Abstract Title:

Antioxidant action of grape seed polyphenols and aerobic exercise in improving neuronal number in the hippocampus is associated with decrease in lipid peroxidation and hydrogen peroxide in adult and middle-aged rats.

Abstract Source:

Exp Gerontol. 2018 Jan ;101:101-112. Epub 2017 Nov 22. PMID: 29174497

Abstract Author(s):

S Abhijit, Sunil Jamuna Tripathi, V Bhagya, B S Shankaranarayana Rao, Muthangi V Subramanyam, S Asha Devi

Article Affiliation:

S Abhijit


The present study explored the effects of swimming training and grape seed proanthocyanidin extract (GSPE) on neuronal survival in the hippocampus (HC) of middle-aged rats along with oxidative stress (OS) parameters. Further, the bioavailability of the GSPE, catechin, epicatechin and gallic acid were measured in the HC and plasma. Male Wistar rats were grouped into: sedentary control, SE-C; swimming trained, SW-T; SE-C, supplemented sedentary, SE-C(PA) and swimming trainees, SW-T(PA). The supplement was a daily dose of 400mg GSPE/kg body weight. Swimming training lasted for 2h/day and for 14weeks. Glutathione level was increased in response to single and combined interventions in the middle-aged rats. Adult trainees showed increased glutathione peroxidase activity unlike middle-aged wherein increase was seen in SE-C(PA) alone.
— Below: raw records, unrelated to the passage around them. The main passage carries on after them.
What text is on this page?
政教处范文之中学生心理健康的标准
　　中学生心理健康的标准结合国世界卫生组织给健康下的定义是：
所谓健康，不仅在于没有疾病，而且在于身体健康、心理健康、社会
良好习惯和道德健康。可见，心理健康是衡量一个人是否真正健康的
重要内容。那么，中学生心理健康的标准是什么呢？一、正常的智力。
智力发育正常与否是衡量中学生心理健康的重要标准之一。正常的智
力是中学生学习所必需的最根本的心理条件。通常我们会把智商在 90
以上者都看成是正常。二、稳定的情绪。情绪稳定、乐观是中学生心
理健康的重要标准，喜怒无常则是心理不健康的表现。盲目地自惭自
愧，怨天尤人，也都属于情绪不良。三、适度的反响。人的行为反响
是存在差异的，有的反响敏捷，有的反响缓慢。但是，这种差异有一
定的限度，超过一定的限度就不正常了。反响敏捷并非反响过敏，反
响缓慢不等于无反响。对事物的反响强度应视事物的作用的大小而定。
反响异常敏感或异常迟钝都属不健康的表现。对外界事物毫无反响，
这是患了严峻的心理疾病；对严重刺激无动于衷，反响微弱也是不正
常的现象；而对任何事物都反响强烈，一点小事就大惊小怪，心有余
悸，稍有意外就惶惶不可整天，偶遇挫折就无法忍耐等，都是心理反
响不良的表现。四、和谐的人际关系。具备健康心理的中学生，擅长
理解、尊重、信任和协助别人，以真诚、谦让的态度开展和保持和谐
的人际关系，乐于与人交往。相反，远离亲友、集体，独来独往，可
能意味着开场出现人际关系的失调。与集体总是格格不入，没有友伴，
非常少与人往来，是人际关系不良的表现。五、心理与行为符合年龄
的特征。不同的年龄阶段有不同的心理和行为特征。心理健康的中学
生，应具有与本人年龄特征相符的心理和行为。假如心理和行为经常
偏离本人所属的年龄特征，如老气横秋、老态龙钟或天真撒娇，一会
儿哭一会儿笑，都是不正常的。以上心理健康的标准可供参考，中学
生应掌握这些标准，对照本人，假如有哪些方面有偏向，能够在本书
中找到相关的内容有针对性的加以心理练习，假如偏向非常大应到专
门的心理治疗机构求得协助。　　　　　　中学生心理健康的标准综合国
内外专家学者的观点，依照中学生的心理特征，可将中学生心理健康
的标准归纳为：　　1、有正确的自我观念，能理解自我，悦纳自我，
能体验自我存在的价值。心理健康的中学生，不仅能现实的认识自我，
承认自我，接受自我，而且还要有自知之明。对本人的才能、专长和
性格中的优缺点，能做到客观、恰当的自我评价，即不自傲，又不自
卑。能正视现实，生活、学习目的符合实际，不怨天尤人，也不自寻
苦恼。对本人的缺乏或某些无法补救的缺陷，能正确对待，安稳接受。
Lowered catalase activity with age in the HC increased in response to the combined interventions although single interventions were also effective. HC from both ages showed decrease in lipid peroxidation and hydrogen peroxide levels in response to the interventions. GSPE constituents were seen in the HC of swimming trained middle-aged and adult rats. The study suggests that combined intervention is effective in decreasing LPO and HOgeneration in the HC. Further, the neuronal numbers and planimetric volumes of CA1 pyramidal layer was significantly reduced in middle-aged rats compared to adults. Interestingly, both interventions enhanced the numbers and volumes in adult and middle-aged rats. Thus, age-associated decrease in CA1 neurons could be restored by both the interventions. The results of the present study will help in developing effective therapies for age-associated degenerative changes and cognitive deficits.